Les Etats-Unis ne fournissent donc pas à la Suisse des avions de combat dans leur équipement de base, mais des avions plutôt «nus». La conseillère nationale socialiste zurichoise et présidente de la Commission de la politique de sécurité (CPS), Priska Seiler Graf, déclare à ce sujet: «Avec cet équipement, les avions de combat sont en fait presque désarmés.»
D'autres promesses
Un deal en contradiction avec les présentations du DDPS. Il précise sur son site Internet qu'il recevra «en plus des avions, de l'équipement spécifique à l'engagement, de l'armement et des munitions» ainsi que d'autres prestations pour les six milliards de francs.
L'Office fédéral de l'armement Armasuisse fait savoir à ce sujet par l'intermédiaire de son porte-parole Kaj-Gunnar Sievert: «Avec le message sur l'armée 2022, 107 millions de francs ont été budgétés pour des engins guidés air-air à courte portée ainsi que pour des munitions de précision destinées au développement des capacités pour les engagements air-sol.»
Certains systèmes d'armes devront être achetés après le retrait des avions de combat F/A-18 actuellement utilisés, explique Kaj-Gunnar Sievert. «Cela a été prévu.» D'autres missiles acquis pour les F/A-18 pourraient continuer à être utilisés jusque dans les années 2040.
Mais plusieurs centaines de millions de francs seront nécessaires pour équiper entièrement tous les jets de bombes et pour acheter des missiles à longue portée.

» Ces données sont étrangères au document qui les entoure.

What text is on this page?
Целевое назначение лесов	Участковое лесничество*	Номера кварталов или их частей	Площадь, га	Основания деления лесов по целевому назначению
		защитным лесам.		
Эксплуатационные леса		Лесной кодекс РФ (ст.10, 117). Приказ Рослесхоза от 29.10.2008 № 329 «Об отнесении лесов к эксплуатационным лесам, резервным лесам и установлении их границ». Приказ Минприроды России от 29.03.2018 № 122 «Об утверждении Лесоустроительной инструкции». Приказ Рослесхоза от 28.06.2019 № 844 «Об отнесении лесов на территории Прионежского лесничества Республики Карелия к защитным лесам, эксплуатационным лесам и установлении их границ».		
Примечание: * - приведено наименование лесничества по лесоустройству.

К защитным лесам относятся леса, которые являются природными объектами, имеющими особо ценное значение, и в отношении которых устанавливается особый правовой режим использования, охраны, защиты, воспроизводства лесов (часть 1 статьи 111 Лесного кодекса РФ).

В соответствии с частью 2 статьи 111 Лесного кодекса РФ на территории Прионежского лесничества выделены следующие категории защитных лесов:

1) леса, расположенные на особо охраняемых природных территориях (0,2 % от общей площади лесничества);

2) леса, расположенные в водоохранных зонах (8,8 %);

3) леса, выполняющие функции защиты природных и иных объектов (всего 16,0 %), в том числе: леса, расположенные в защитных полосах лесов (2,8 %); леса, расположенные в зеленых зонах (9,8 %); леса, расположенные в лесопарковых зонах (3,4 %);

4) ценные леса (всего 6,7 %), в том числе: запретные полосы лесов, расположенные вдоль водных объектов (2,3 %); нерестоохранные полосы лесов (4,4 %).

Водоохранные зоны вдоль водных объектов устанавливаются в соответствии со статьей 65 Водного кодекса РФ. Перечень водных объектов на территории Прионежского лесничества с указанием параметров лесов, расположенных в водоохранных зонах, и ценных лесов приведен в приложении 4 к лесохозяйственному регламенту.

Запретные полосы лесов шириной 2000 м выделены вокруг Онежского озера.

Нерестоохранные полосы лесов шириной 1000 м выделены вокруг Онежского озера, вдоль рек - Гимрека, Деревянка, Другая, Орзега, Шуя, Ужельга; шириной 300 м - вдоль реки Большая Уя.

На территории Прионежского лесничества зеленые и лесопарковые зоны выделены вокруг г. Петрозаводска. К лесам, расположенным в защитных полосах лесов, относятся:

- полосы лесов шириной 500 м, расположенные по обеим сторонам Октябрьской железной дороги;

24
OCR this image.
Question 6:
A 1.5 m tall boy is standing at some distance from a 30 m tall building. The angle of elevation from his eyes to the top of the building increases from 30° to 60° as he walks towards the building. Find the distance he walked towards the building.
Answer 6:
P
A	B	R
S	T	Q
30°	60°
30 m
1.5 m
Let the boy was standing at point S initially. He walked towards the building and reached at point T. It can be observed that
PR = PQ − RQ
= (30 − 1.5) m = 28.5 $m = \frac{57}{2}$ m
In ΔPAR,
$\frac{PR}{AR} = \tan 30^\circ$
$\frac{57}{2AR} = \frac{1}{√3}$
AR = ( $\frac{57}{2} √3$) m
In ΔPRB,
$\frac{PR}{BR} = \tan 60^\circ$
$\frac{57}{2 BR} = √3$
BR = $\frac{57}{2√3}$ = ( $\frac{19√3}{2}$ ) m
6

Selon la présidente de la CPS Priska Seiler Graf, il n'a pas été question de cela, il s'agit de conditions différentes.
Une surveillance ignorante
La situation du ministre de la Défense Martine Pfister n'est pas simple. Sa prédécesseure Viola Amherd avait toujours assuré que le prix fixe était garanti par les Américains. En 2022, le Conseil fédéral et Armasuisse avaient estimé que les doutes du Contrôle des finances étaient infondés.
Mais les commissions de surveillance parlementaires ne voyaient pas non plus de raison d'agir. Les CPS du Conseil national et du Conseil des Etats étaient en grande majorité opposées à la mise en œuvre des recommandations du Contrôle des finances. Les deux commissions des finances ne voyaient pas non plus de raison de le faire, et la commission de gestion du Conseil national s'est embrouillée avec la délégation parlementaire des finances sur la question de la compétence.
Pas de fin en vue
Cela se paie aujourd'hui amèrement. L'augmentation du coût de la commande de F-35 est donc accompagnée d'un coût supplémentaire pour l'armement et de pertes de change.

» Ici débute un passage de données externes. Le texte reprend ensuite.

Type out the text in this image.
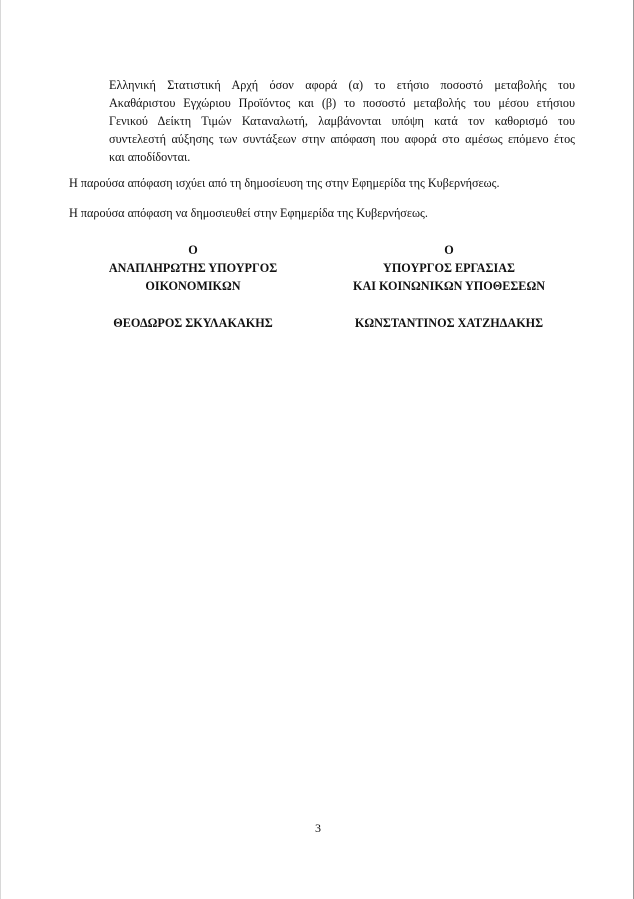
Ελληνική Στατιστική Αρχή όσον αφορά (α) το ετήσιο ποσοστό μεταβολής του
Ακαθάριστου Εγχώριου Προϊόντος και (β) το ποσοστό μεταβολής του μέσου ετήσιου
Γενικού Δείκτη Τιμών Καταναλωτή, λαμβάνονται υπόψη κατά τον καθορισμό του
συντελεστή αύξησης των συντάξεων στην απόφαση που αφορά στο αμέσως επόμενο έτος
και αποδίδονται.
Η παρούσα απόφαση ισχύει από τη δημοσίευση της στην Εφημερίδα της Κυβερνήσεως.
Η παρούσα απόφαση να δημοσιευθεί στην Εφημερίδα της Κυβερνήσεως.
Ο
ΑΝΑΠΛΗΡΩΤΗΣ ΥΠΟΥΡΓΟΣ
ΟΙΚΟΝΟΜΙΚΩΝ
ΘΕΟΔΩΡΟΣ ΣΚΥΛΑΚΑΚΗΣ
Ο
ΥΠΟΥΡΓΟΣ ΕΡΓΑΣΙΑΣ
ΚΑΙ ΚΟΙΝΩΝΙΚΩΝ ΥΠΟΘΕΣΕΩΝ
ΚΩΝΣΤΑΝΤΙΝΟΣ ΧΑΤΖΗΔΑΚΗΣ
3
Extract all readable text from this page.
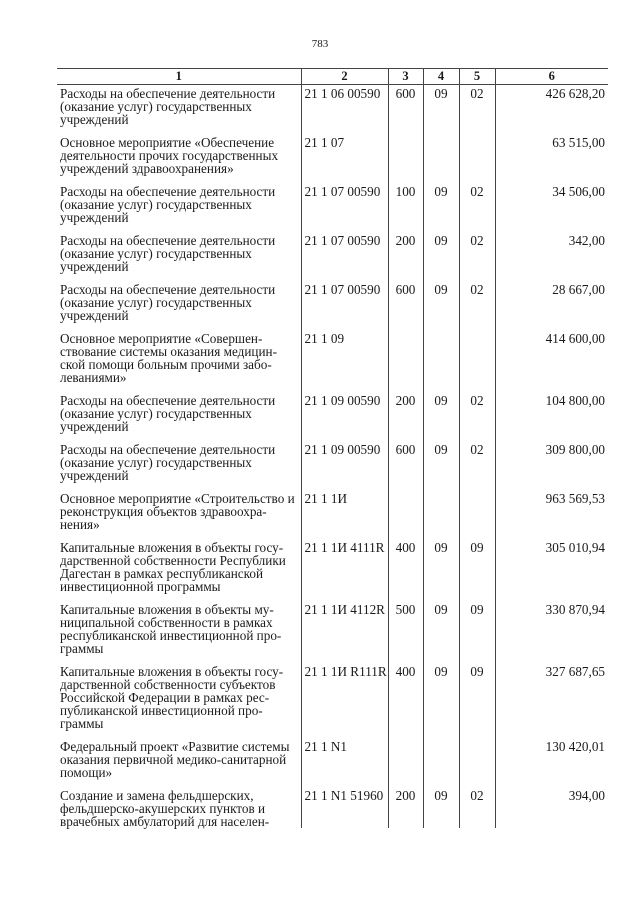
783
1	2	3	4	5	6
Расходы на обеспечение деятельности (оказание услуг) государственных учреждений	21 1 06 00590	600	09	02	426 628,20
Основное мероприятие «Обеспечение деятельности прочих государственных учреждений здравоохранения»	21 1 07				63 515,00
Расходы на обеспечение деятельности (оказание услуг) государственных учреждений	21 1 07 00590	100	09	02	34 506,00
Расходы на обеспечение деятельности (оказание услуг) государственных учреждений	21 1 07 00590	200	09	02	342,00
Расходы на обеспечение деятельности (оказание услуг) государственных учреждений	21 1 07 00590	600	09	02	28 667,00
Основное мероприятие «Совершенствование системы оказания медицинской помощи больным прочими заболеваниями»	21 1 09				414 600,00
Расходы на обеспечение деятельности (оказание услуг) государственных учреждений	21 1 09 00590	200	09	02	104 800,00
Расходы на обеспечение деятельности (оказание услуг) государственных учреждений	21 1 09 00590	600	09	02	309 800,00
Основное мероприятие «Строительство и реконструкция объектов здравоохранения»	21 1 1И				963 569,53
Капитальные вложения в объекты государственной собственности Республики Дагестан в рамках республиканской инвестиционной программы	21 1 1И 4111R	400	09	09	305 010,94
Капитальные вложения в объекты муниципальной собственности в рамках республиканской инвестиционной программы	21 1 1И 4112R	500	09	09	330 870,94
Капитальные вложения в объекты государственной собственности субъектов Российской Федерации в рамках республиканской инвестиционной программы	21 1 1И R111R	400	09	09	327 687,65
Федеральный проект «Развитие системы оказания первичной медико-санитарной помощи»	21 1 N1				130 420,01
Создание и замена фельдшерских, фельдшерско-акушерских пунктов и врачебных амбулаторий для населен-	21 1 N1 51960	200	09	02	394,00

Au prix fixe croissant, qui n'est plus fixe, aux coûts de l'armement ainsi qu'aux pertes de change s'ajouteront des dépenses plus élevées pour l'infrastructure, l'exploitation et la maintenance. Le Contrôle des finances avait également attiré l'attention sur ce point il y a trois ans.

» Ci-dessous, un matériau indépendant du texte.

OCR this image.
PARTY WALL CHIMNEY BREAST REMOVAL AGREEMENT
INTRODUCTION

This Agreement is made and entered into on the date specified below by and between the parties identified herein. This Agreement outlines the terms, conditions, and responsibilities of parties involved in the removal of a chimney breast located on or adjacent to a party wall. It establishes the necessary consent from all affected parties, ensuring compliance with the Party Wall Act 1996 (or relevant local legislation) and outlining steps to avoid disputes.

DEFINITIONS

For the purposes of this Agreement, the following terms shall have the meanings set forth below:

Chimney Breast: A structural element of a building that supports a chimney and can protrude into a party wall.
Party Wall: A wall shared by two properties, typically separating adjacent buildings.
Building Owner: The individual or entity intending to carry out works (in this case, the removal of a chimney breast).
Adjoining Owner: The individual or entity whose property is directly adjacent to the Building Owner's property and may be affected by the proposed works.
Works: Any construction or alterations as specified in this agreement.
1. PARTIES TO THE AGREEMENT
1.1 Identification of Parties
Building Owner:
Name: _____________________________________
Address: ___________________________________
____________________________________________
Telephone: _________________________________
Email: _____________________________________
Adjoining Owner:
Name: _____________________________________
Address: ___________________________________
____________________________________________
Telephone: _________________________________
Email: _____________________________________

Un coup d'œil au-delà des frontières ne contribue guère à rassurer: Au Danemark, les coûts d'exploitation du F-35 sont 50% plus élevés que prévu, et la Norvège s'attend à ce que les dépenses d'exploitation sur une période de 30 ans dépassent le prix d'achat d'un facteur 2,5. La Suisse table sur un facteur inférieur à 2.
Longtemps attendu au tournant après la démission de Viola Amherd, Martin Pfister risque également de subir les conséquences du F-35. Comme s'il s'agissait d'une malédiction.